There is a relationship of confidence that is built up in going door to door in an election campaign, a very moving experience, but a relationship of continuing trust in handling the problems of constituents as they arise over a period of time. What struck me again in the reports of these commissions was a certain cavalier disregard for the principle of continuity of representation. It is a constitutional value. It is closest of all to that philosopher whom the opposition parties are fond of quoting, Edmund Burke. I do not want to go into Edmund Burke's special features but at least the notion of the closeness, the responsibility of a member to the electorate.
The starting point of any electoral commission in Canada under the parliamentary system must be respect for the principle of continuity. Where we displace that it must be for reasons that we are prepared to spell out, population shifts to be sure. The criteria that the committee has offered in its report give us guidelines that were not there before in any adequate measure. I would have wished them to go further and I will note simply that I have made suggestions in the committee for further tightening up this area, rendering the criteria more precise.
I was supported I believe by the Reform Party and the Bloc but I was not able to persuade a majority. I go along happily with a majority decision. In this area the criteria must be spelled out.
One of the things we have tried to do is recognize this concept of community of interest. Canada is the society of the 21st century, as somebody said quite recently. I think it is true. We have established a special notion of Canadian culture, a community of communities in a phrase which a former Prime Minister of another political party used without citing its original source. This happens quite a good deal. The phrase was used by Martin Buber, an Austro-Hungarian by birth but who became a philosopher in the new state of Israel and developed the theory to explain and put forward a special relationship between the
Jewish majority and Arab citizens, the concept of the community of communities.
What strikes me in the urban seats in this country when I look at them across the electoral map is that we have historically come to it perhaps by accident in many cases, but the history is there. We have recognized this notion of community of communities. I embrace with pleasure the fact that my own constituency has 22 different communities within it and that to win a nomination and to win a majority in an election one must put together a platform, an approach consistent with one's party position that can build a consensus that extends to all groups or a sufficiency of groups.
One of the things that troubles me in the reports of the 11 boundary commissions I am referring to is that they again in a somewhat cavalier position have tended to put this aside. They seem to be looking back more to a 19th century concept of constituencies based on single communities.
I think this is interesting but it is back to the future and not a good way. I cite this simply to say that we were dealing with as a committee highly contentious and arguable reports made by boundary commissions. To give the ladies and gentlemen on these commissions full credit and honour they were the victims of the laws that did not adequately spell out what they should do.

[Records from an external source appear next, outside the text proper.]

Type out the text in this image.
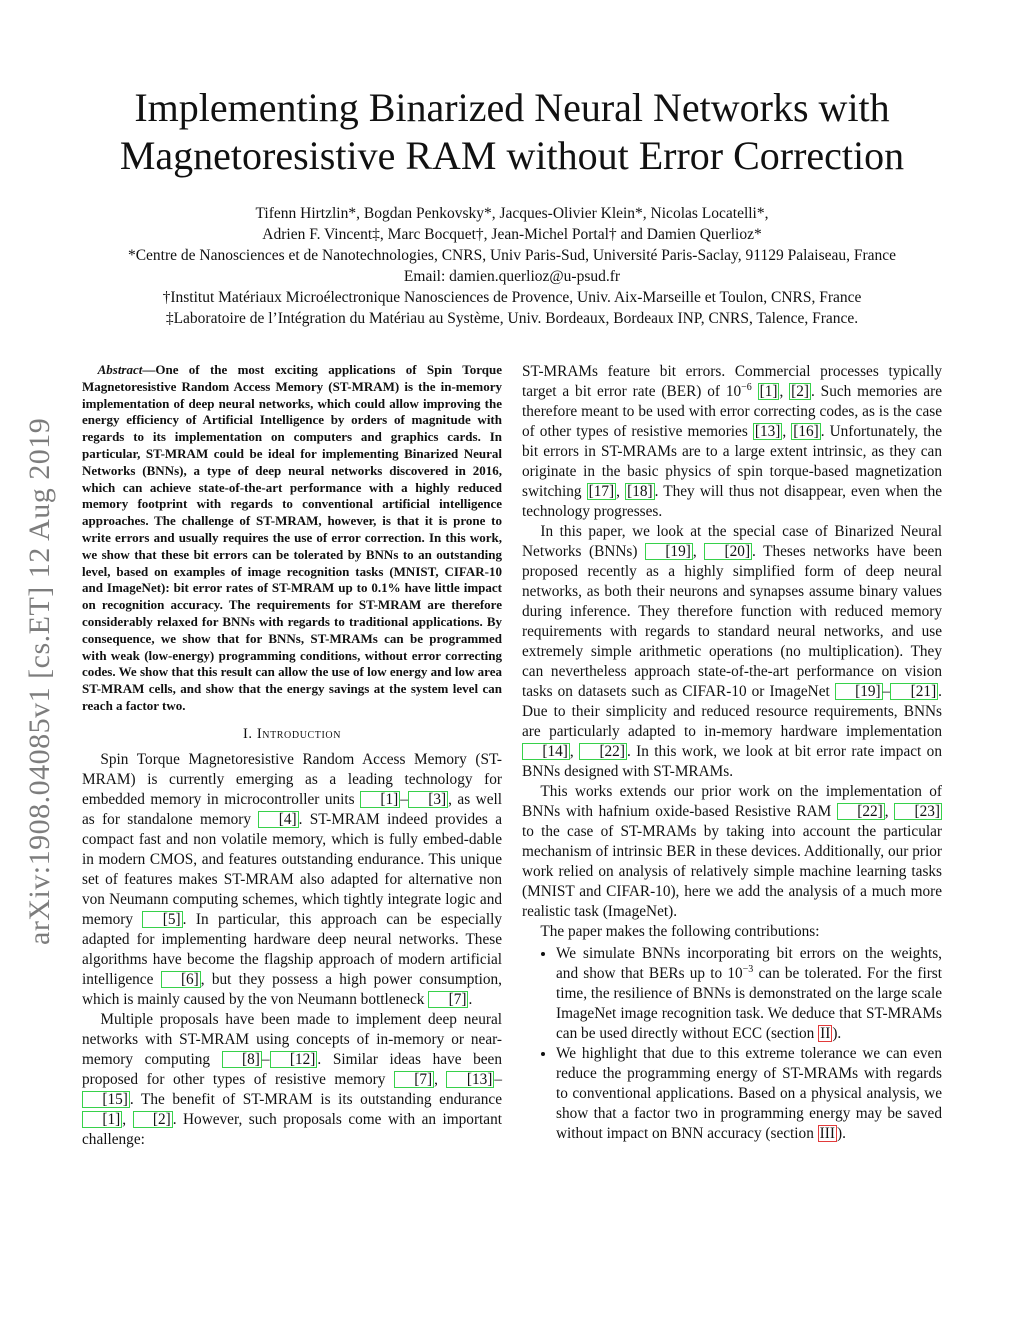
Implementing Binarized Neural Networks with
Magnetoresistive RAM without Error Correction
Tifenn Hirtzlin*, Bogdan Penkovsky*, Jacques-Olivier Klein*, Nicolas Locatelli*,
Adrien F. Vincent‡, Marc Bocquet†, Jean-Michel Portal† and Damien Querlioz*
*Centre de Nanosciences et de Nanotechnologies, CNRS, Univ Paris-Sud, Université Paris-Saclay, 91129 Palaiseau, France
Email: damien.querlioz@u-psud.fr
†Institut Matériaux Microélectronique Nanosciences de Provence, Univ. Aix-Marseille et Toulon, CNRS, France
‡Laboratoire de l’Intégration du Matériau au Système, Univ. Bordeaux, Bordeaux INP, CNRS, Talence, France.
arXiv:1908.04085v1 [cs.ET] 12 Aug 2019
Abstract—One of the most exciting applications of Spin Torque Magnetoresistive Random Access Memory (ST-MRAM) is the in-memory implementation of deep neural networks, which could allow improving the energy efficiency of Artificial Intelligence by orders of magnitude with regards to its implementation on computers and graphics cards. In particular, ST-MRAM could be ideal for implementing Binarized Neural Networks (BNNs), a type of deep neural networks discovered in 2016, which can achieve state-of-the-art performance with a highly reduced memory footprint with regards to conventional artificial intelligence approaches. The challenge of ST-MRAM, however, is that it is prone to write errors and usually requires the use of error correction. In this work, we show that these bit errors can be tolerated by BNNs to an outstanding level, based on examples of image recognition tasks (MNIST, CIFAR-10 and ImageNet): bit error rates of ST-MRAM up to 0.1% have little impact on recognition accuracy. The requirements for ST-MRAM are therefore considerably relaxed for BNNs with regards to traditional applications. By consequence, we show that for BNNs, ST-MRAMs can be programmed with weak (low-energy) programming conditions, without error correcting codes. We show that this result can allow the use of low energy and low area ST-MRAM cells, and show that the energy savings at the system level can reach a factor two.
I. Introduction

Spin Torque Magnetoresistive Random Access Memory (ST-MRAM) is currently emerging as a leading technology for embedded memory in microcontroller units [1] – [3] , as well as for standalone memory [4] . ST-MRAM indeed provides a compact fast and non volatile memory, which is fully embed-dable in modern CMOS, and features outstanding endurance. This unique set of features makes ST-MRAM also adapted for alternative non von Neumann computing schemes, which tightly integrate logic and memory [5] . In particular, this approach can be especially adapted for implementing hardware deep neural networks. These algorithms have become the flagship approach of modern artificial intelligence [6] , but they possess a high power consumption, which is mainly caused by the von Neumann bottleneck [7] .

Multiple proposals have been made to implement deep neural networks with ST-MRAM using concepts of in-memory or near-memory computing [8] – [12] . Similar ideas have been proposed for other types of resistive memory [7] , [13] –[15] . The benefit of ST-MRAM is its outstanding endurance [1] , [2] . However, such proposals come with an important challenge:

ST-MRAMs feature bit errors. Commercial processes typically target a bit error rate (BER) of $10^{-6}$ [1] , [2] . Such memories are therefore meant to be used with error correcting codes, as is the case of other types of resistive memories [13] , [16] . Unfortunately, the bit errors in ST-MRAMs are to a large extent intrinsic, as they can originate in the basic physics of spin torque-based magnetization switching [17] , [18] . They will thus not disappear, even when the technology progresses.

In this paper, we look at the special case of Binarized Neural Networks (BNNs) [19] , [20] . Theses networks have been proposed recently as a highly simplified form of deep neural networks, as both their neurons and synapses assume binary values during inference. They therefore function with reduced memory requirements with regards to standard neural networks, and use extremely simple arithmetic operations (no multiplication). They can nevertheless approach state-of-the-art performance on vision tasks on datasets such as CIFAR-10 or ImageNet [19] – [21] . Due to their simplicity and reduced resource requirements, BNNs are particularly adapted to in-memory hardware implementation [14] , [22] . In this work, we look at bit error rate impact on BNNs designed with ST-MRAMs.

This works extends our prior work on the implementation of BNNs with hafnium oxide-based Resistive RAM [22] , [23] to the case of ST-MRAMs by taking into account the particular mechanism of intrinsic BER in these devices. Additionally, our prior work relied on analysis of relatively simple machine learning tasks (MNIST and CIFAR-10), here we add the analysis of a much more realistic task (ImageNet).

The paper makes the following contributions:

• We simulate BNNs incorporating bit errors on the weights, and show that BERs up to $10^{-3}$ can be tolerated. For the first time, the resilience of BNNs is demonstrated on the large scale ImageNet image recognition task. We deduce that ST-MRAMs can be used directly without ECC (section II ).
• We highlight that due to this extreme tolerance we can even reduce the programming energy of ST-MRAMs with regards to conventional applications. Based on a physical analysis, we show that a factor two in programming energy may be saved without impact on BNN accuracy (section III ).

The chief electoral commissioner correctly, because he is a man of high intelligence and high integrity and respect for the constitutional proprieties, concluded that it was not his function to spell out criteria that Parliament had not spelled out.
This is the reason we have attempted in a comprehensive law limited to this one problem getting the electoral boundaries issue dealt with adequately and to concentrate on that problem.
I would have liked to address also the issue of capping the size of the House. It seems to me that is for another statute. I would simply add as a member from British Columbia that the bill guarantees a point very dear to my province, our constitutional right to two extra seats in the House of Commons with the next federal election. There is an iron clad guarantee there.